The date has been on the calendar for several months, but it remains no less painful for the users concerned. Starting this Saturday, almost all Wemo devices will lose their connection to Belkin cloud services. End of remote access, goodbye to voice commands via Google Assistant or Alexa, curtain on automations hosted online.
“Smart” objects… not for long
On paper, the devices do not die. In fact, they lose what made them so interesting. A connected socket that can no longer be controlled from the sofa, a “smart” switch reduced to a simple wall button, a smart coffee maker that becomes… a coffee maker again. Everything still works, but the old way. Belkin drives the point home by announcing the end of updates to the Wemo application as of January 31. More fixes, more developments, more technical support. The ecosystem is officially fixed, and with it the user experience.

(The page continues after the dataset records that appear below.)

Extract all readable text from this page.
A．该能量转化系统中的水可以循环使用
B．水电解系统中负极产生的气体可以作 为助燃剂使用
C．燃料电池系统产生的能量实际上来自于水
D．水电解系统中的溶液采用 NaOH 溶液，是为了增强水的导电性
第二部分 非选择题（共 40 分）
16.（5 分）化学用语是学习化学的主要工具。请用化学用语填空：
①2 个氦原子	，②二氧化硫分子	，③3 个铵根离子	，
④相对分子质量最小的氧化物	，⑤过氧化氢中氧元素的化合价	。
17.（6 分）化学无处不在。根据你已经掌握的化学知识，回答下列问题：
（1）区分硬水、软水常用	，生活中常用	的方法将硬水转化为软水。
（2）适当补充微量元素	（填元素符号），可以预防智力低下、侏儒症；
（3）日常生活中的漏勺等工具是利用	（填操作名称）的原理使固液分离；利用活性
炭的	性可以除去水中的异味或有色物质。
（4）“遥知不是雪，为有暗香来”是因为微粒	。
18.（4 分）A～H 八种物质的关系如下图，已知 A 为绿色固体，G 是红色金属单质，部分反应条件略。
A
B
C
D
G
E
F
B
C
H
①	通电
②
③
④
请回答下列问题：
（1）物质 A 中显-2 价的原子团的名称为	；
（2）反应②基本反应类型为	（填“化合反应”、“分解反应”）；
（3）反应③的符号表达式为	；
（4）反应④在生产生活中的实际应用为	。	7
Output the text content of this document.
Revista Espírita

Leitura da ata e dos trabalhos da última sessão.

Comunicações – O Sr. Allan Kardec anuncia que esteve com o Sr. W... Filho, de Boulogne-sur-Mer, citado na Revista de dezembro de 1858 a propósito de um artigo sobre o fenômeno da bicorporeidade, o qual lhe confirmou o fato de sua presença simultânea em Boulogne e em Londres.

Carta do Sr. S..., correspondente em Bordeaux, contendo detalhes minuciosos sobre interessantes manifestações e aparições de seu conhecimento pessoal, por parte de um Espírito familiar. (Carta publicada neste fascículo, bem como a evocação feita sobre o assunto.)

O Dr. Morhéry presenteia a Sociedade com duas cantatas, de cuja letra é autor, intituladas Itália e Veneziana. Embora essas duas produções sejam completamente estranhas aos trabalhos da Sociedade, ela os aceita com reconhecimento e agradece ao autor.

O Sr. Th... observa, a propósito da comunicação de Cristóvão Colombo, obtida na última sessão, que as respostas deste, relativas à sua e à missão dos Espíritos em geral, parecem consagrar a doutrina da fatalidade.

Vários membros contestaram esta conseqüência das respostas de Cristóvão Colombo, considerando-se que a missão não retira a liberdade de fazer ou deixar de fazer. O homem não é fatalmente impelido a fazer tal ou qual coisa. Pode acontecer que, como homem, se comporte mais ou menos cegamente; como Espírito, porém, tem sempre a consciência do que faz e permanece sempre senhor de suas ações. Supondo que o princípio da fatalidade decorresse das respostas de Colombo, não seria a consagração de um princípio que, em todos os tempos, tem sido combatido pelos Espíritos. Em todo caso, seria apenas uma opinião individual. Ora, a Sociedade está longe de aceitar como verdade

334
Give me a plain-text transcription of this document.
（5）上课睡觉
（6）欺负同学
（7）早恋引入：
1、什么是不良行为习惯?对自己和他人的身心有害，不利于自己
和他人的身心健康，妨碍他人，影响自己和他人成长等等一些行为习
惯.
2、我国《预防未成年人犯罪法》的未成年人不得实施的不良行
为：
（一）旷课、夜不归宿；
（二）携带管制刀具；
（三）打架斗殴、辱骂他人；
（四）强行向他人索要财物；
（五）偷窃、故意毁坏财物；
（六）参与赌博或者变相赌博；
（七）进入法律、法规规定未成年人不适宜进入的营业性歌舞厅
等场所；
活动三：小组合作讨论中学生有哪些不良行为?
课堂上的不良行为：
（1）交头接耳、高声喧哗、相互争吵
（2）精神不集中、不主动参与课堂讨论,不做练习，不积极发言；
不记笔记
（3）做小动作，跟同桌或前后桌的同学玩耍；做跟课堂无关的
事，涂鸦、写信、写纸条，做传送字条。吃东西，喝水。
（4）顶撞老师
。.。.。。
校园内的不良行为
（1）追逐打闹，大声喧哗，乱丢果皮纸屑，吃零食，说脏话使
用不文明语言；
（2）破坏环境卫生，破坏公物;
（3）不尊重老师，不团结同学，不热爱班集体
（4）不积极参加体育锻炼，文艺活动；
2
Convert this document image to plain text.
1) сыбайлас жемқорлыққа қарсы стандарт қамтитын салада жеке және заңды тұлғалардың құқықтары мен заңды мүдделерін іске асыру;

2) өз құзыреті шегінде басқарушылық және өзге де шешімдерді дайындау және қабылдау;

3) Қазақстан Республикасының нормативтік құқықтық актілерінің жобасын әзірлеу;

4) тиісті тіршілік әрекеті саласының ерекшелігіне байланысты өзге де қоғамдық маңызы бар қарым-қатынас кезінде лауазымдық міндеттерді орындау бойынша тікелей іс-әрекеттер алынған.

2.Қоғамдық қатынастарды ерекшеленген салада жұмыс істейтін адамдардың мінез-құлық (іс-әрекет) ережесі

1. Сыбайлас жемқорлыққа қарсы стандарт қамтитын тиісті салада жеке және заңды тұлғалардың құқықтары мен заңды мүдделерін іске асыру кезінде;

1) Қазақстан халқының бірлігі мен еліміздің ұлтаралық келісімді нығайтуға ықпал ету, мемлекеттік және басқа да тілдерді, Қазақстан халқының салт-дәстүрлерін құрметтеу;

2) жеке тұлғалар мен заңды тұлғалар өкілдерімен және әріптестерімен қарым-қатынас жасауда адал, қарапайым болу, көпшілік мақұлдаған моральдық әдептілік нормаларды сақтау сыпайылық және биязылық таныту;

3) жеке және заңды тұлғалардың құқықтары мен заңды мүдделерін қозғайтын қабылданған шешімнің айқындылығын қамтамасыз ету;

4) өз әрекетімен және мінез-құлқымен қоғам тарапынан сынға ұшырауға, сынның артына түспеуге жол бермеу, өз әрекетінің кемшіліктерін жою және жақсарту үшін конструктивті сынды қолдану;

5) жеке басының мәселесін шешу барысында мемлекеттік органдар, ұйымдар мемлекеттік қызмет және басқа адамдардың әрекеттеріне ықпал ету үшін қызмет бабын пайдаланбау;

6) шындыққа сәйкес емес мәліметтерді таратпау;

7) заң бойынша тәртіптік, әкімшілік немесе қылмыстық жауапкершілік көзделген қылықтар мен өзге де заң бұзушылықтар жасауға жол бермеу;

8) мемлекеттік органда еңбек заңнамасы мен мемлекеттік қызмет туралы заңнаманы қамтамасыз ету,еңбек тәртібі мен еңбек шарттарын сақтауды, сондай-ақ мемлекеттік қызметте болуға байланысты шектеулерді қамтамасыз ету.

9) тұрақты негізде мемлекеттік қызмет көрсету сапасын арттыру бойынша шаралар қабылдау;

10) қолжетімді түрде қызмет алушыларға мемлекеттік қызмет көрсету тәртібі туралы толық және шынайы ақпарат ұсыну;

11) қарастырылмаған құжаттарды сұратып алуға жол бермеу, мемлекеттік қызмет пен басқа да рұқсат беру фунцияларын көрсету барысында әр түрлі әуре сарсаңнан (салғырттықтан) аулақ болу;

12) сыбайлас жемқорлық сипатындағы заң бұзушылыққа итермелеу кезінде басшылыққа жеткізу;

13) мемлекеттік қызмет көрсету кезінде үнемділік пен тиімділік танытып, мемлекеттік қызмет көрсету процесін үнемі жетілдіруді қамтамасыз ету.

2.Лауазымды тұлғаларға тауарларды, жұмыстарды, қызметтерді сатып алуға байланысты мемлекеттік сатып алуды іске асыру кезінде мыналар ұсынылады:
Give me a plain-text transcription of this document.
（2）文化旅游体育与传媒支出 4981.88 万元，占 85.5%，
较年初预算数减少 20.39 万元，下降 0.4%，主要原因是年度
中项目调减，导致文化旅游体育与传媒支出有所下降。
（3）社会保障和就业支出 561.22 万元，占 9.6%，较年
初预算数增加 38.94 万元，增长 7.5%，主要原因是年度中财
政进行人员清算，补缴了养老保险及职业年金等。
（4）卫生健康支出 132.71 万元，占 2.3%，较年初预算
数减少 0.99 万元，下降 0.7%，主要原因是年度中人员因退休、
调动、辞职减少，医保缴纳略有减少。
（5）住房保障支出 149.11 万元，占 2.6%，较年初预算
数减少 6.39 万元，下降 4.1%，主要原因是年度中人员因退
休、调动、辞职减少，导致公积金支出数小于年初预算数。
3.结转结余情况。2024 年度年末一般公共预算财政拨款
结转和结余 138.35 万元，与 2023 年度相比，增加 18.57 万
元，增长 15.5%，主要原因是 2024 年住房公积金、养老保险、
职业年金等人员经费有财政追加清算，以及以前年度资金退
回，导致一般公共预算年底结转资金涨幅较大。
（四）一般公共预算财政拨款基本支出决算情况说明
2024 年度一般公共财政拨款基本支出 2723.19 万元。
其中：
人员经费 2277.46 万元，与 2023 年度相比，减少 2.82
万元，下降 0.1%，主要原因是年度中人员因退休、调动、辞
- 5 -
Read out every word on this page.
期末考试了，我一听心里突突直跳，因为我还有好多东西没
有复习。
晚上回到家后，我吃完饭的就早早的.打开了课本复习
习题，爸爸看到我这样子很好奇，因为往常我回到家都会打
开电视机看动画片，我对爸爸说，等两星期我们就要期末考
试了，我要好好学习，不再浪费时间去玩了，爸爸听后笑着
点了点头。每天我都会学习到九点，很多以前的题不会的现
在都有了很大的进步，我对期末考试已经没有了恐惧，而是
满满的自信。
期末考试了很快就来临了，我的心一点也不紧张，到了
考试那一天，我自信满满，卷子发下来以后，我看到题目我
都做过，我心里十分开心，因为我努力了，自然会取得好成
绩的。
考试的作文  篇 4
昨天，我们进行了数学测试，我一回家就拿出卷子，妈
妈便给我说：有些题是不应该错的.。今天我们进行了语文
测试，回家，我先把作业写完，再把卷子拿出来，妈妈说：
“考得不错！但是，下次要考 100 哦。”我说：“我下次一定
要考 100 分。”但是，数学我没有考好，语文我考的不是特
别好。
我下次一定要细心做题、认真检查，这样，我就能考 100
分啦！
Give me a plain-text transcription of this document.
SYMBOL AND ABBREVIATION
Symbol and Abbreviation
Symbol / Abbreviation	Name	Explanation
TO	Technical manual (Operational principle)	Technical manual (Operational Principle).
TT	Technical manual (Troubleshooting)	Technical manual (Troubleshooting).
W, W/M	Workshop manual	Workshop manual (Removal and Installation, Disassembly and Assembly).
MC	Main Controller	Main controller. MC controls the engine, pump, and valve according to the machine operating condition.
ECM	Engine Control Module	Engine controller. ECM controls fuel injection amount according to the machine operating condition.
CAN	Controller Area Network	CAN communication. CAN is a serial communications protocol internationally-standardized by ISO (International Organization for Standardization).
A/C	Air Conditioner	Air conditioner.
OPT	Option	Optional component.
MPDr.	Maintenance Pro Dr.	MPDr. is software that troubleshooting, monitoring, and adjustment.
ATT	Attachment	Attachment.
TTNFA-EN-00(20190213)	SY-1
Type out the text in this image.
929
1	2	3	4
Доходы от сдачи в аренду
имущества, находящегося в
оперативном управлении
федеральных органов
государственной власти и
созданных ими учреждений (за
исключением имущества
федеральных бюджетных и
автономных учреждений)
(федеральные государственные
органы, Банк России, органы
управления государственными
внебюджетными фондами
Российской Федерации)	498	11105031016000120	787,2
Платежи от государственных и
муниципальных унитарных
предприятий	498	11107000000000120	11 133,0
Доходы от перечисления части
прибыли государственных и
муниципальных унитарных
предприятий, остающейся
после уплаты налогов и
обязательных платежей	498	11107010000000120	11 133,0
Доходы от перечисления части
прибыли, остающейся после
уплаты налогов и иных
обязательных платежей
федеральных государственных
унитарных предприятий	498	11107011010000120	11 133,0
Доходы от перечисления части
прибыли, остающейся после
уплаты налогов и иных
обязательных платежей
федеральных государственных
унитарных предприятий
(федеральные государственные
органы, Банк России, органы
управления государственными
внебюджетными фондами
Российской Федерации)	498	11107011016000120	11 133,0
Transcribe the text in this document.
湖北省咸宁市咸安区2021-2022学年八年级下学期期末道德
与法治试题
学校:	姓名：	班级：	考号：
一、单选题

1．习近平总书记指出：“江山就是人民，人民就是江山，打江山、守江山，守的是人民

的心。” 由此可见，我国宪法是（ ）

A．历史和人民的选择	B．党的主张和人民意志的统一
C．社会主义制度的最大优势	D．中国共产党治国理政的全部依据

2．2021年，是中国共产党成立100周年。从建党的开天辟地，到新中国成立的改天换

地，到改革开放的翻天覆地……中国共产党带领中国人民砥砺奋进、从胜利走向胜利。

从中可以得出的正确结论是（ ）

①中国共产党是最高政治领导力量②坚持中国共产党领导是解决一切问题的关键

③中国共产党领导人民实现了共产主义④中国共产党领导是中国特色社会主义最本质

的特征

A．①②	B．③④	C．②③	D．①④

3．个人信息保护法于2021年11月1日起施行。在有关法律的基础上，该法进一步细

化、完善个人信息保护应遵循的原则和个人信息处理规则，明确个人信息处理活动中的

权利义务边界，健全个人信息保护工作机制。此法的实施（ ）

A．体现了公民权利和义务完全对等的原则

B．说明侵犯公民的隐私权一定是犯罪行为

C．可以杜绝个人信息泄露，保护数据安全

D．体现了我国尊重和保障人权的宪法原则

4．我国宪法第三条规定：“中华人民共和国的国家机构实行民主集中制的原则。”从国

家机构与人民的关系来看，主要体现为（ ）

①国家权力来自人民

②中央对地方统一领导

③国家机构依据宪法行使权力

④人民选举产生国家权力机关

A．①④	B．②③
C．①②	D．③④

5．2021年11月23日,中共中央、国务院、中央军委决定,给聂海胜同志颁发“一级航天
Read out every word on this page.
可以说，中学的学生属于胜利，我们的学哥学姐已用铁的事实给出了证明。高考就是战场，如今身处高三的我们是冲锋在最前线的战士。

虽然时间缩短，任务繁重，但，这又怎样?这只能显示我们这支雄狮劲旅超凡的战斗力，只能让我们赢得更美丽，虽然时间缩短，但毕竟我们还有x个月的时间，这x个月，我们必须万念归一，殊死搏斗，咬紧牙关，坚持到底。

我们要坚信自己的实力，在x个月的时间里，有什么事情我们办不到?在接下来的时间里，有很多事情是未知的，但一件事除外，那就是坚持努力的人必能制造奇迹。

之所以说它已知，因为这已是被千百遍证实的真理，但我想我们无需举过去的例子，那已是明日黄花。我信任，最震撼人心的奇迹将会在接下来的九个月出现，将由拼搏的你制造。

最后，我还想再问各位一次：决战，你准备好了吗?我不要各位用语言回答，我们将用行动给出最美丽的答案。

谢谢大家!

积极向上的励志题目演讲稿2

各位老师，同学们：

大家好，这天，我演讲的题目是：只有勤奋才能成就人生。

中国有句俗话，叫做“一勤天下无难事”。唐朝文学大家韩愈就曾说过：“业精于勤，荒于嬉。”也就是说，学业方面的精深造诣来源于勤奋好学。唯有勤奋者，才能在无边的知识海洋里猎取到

All is not lost, however. Some devices escape the great extinction. Models based on the Thread protocol (three-way switch, scene controller, connected socket and video doorbell) continue to function normally, provided they go through HomeKit, Apple’s home automation platform.
Same thing for other HomeKit-compatible Wemo products: they remain usable, but only if they were configured in the Apple ecosystem before the fateful date. After January 31, there is no going back. Those who have not planned ahead will have to settle for manual use, without connected frills. Belkin does promise a “partial refund” for devices still under warranty, but without much detail. A modest consolation that does not compensate for either the loss of functionality or the feeling of abandonment that many customers may legitimately feel.
Basically, the Wemo affair is nothing exceptional. It illustrates a structural problem of the connected home: these objects live under the permanent threat of disconnection from their manufacturers’ servers. As long as the cloud is powered, everything is fine. The day it dies, uses sometimes collapse overnight.
Belkin didn’t act on impulse. By 2023, the manufacturer had distanced itself from the Matter standard and paused its ambitions in the connected home. No new Wemo products have been released since. The cloud shutdown therefore seems less like a surprise than the logical epilogue of a gradual withdrawal. And too bad for consumers.